Il colonnello Fabio Cagnazzo ha recentemente dichiarato di credere ancora nella giustizia https://www.infocilento.it/omicidio-vassallo-parla-cagnazzo-sono-completamente-estraneo-ai-fatti/. Affermazione degna di un valente ufficiale dei carabinieri ma non possiamo non essere preoccupati.
Le parole del Procuratore Borrelli non possono non aprire una riflessione. Anche perché sono molto simili alle parole di Gianfranco Izzo ex Procuratore di Cassino. In una intervista del 19 novembre 2017 con riferimento a Carmine Belli, detenuto per 17 mesi con l’accusa di aver ucciso Serena Mollicone, Izzo dice “Ero certo però che sarebbe stato assolto perché era un processo indiziario”. Belli non ha ricevuto un risarcimento per ingiusta detenzione.
Viene spontanea la domanda, se la Pubblica Accusa ha la fondata convinzione che il processo non porterà ad una condanna perché non fermare tutto prima?

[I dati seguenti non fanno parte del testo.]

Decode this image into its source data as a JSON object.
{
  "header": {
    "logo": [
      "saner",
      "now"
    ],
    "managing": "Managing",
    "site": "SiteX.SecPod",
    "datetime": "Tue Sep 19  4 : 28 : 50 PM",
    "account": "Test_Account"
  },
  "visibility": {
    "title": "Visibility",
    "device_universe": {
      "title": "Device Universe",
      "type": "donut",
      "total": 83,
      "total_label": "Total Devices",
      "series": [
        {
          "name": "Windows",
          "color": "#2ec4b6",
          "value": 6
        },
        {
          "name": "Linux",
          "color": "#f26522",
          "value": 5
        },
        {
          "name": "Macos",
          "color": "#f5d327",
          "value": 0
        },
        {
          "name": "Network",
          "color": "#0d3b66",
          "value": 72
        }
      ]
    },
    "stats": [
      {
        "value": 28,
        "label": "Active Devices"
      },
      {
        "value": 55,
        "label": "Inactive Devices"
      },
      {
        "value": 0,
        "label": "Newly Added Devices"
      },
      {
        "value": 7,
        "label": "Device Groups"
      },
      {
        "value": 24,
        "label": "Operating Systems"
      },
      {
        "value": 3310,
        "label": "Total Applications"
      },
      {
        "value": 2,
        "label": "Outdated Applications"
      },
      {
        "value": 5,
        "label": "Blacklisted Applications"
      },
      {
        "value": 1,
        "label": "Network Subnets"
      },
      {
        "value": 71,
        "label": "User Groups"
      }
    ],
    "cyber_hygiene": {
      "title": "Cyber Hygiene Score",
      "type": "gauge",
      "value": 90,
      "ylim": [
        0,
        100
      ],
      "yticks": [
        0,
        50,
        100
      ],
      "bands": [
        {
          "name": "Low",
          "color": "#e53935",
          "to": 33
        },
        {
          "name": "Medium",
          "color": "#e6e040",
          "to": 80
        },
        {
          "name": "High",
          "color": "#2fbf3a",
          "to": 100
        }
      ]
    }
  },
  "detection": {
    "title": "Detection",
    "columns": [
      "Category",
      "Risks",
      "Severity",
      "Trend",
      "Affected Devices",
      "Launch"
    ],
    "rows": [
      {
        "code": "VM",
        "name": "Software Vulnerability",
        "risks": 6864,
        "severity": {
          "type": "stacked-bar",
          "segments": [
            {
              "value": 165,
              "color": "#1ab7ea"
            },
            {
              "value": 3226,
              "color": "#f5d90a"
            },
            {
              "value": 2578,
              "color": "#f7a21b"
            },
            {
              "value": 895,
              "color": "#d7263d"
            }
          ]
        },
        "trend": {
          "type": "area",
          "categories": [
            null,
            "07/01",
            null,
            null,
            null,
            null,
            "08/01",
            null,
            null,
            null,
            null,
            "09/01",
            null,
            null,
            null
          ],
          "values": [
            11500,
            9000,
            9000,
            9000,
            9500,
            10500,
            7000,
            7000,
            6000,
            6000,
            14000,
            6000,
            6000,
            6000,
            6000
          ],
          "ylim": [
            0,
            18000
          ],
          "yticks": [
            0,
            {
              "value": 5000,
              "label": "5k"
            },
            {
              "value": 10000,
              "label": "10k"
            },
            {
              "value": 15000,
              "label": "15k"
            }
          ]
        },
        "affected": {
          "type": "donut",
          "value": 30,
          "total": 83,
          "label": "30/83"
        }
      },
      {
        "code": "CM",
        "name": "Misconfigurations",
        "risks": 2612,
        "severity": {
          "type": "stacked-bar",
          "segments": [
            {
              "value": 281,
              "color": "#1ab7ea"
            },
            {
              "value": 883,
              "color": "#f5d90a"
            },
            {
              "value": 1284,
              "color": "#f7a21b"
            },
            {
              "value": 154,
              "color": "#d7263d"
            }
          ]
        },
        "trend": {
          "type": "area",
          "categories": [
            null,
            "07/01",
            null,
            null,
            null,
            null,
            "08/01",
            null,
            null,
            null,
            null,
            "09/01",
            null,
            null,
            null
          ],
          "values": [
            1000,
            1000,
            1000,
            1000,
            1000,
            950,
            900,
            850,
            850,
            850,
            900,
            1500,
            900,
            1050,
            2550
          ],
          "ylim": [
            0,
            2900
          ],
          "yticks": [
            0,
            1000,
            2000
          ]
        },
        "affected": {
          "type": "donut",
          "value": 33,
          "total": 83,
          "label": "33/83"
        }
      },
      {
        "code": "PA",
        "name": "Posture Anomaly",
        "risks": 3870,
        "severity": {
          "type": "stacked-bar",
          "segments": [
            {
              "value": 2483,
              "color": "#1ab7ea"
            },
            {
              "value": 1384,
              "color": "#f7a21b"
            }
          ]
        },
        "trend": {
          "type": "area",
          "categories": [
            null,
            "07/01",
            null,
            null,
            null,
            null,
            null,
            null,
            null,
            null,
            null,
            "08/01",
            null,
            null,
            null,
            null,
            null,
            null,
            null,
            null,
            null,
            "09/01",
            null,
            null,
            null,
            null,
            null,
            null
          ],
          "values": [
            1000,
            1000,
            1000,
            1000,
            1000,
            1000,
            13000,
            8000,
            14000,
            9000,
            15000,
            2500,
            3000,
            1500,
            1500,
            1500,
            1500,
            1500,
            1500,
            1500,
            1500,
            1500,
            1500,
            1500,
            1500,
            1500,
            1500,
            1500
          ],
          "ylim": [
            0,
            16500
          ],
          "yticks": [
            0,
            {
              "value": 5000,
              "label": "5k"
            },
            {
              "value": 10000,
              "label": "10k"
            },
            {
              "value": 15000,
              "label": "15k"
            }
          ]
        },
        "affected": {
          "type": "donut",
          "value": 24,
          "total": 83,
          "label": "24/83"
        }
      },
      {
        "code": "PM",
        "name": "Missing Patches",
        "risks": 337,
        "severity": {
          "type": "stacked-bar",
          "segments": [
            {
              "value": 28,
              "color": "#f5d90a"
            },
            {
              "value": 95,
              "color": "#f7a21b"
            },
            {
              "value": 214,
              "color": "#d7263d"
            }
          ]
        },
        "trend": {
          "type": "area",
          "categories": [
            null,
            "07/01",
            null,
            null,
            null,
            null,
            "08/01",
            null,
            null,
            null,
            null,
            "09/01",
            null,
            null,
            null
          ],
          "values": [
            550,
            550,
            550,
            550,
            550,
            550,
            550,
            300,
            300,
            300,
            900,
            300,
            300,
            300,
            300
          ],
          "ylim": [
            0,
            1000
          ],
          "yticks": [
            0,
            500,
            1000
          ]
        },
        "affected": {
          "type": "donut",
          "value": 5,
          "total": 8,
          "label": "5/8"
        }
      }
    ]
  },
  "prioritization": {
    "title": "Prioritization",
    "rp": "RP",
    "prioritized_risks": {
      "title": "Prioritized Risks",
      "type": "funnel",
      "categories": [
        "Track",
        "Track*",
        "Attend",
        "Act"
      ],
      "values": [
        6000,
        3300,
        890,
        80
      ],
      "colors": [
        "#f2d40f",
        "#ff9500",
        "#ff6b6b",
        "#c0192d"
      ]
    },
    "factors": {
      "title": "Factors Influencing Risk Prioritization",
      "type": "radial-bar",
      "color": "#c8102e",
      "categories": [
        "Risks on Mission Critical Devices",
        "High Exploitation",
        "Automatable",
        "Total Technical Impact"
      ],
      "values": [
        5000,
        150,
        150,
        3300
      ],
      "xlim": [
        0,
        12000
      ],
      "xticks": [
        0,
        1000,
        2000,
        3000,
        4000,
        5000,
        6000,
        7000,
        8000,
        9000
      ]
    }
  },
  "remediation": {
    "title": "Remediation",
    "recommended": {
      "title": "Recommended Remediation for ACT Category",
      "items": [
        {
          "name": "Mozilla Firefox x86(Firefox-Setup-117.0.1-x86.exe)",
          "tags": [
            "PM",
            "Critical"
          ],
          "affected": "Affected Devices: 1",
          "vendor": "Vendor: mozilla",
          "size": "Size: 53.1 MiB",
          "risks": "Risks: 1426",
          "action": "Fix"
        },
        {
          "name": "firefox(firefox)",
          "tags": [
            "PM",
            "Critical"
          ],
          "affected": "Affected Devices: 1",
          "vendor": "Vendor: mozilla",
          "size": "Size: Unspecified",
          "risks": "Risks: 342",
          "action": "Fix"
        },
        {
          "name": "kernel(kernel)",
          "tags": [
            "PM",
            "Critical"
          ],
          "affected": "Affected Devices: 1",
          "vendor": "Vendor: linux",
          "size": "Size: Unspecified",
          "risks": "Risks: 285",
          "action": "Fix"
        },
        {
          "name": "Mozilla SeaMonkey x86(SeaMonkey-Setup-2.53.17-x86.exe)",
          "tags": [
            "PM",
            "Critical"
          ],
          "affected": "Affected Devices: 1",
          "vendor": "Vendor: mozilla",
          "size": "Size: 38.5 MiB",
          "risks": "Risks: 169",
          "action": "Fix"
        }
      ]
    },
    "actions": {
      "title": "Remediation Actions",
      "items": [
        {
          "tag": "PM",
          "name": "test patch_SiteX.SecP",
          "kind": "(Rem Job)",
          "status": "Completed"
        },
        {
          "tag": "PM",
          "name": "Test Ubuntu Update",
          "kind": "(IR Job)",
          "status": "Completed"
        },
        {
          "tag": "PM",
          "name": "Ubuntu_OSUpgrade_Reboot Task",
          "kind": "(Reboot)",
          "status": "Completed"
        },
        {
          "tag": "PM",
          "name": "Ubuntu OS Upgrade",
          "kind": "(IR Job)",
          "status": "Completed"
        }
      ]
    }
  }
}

Perché non evitare il carcere a chi con buona probabilità non sarà condannato?
Una domanda che deve portarci a riflettere. Anche per tutelare le vittime. Per non correre il rischio, certamente non nel caso in oggetto, di vedere assolto un colpevole per mancanza di elementi di prova solidi. Attendere potrebbe consentire di avere elementi nuovi, anche grazie al continuo progredire della criminalistica.
Siamo sinceri, l’ingiusta detenzione di un imputato “qualunque” generalmente non impressiona più di tanto, tranne eccezioni, la pubblica opinione. Specialmente in tempi come i nostri in cui siamo abituati “all’osceno e lo guardiamo come se fosse un reality” usando le parole di Alice De André.
Ma la dolorosa vicenda vissuta da un servitore dello Stato come Fabio Cagnazzo. Dalla sua famiglia che appartiene alla leggendaria storia dell’Arma, ha un così forte messaggio simbolico che non può cadere nel vuoto. Non hanno mai fatto del male, anzi. Non hanno mai avuto paura, anzi. Eppure vivono il peggiore degli incubi.
Se l’azione penale è obbligatoria la custodia cautelare e il rinvio a giudizio devono trovare una oggettiva e granitica giustificazione in una previsione più che ragionevole di condanna. Ripetiamolo. Altrimenti si rischia di bruciare delle vite. Come illustrato in questa scena capolavoro del film “In nome del popolo italiano”.
Che ci siano sempre di guida le parole illuminate di Alessandro Manzoni, che andrebbero affisse in ogni Tribunale.
“E’ men male l’agitarsi nel dubbio, che il riposar nell’errore”.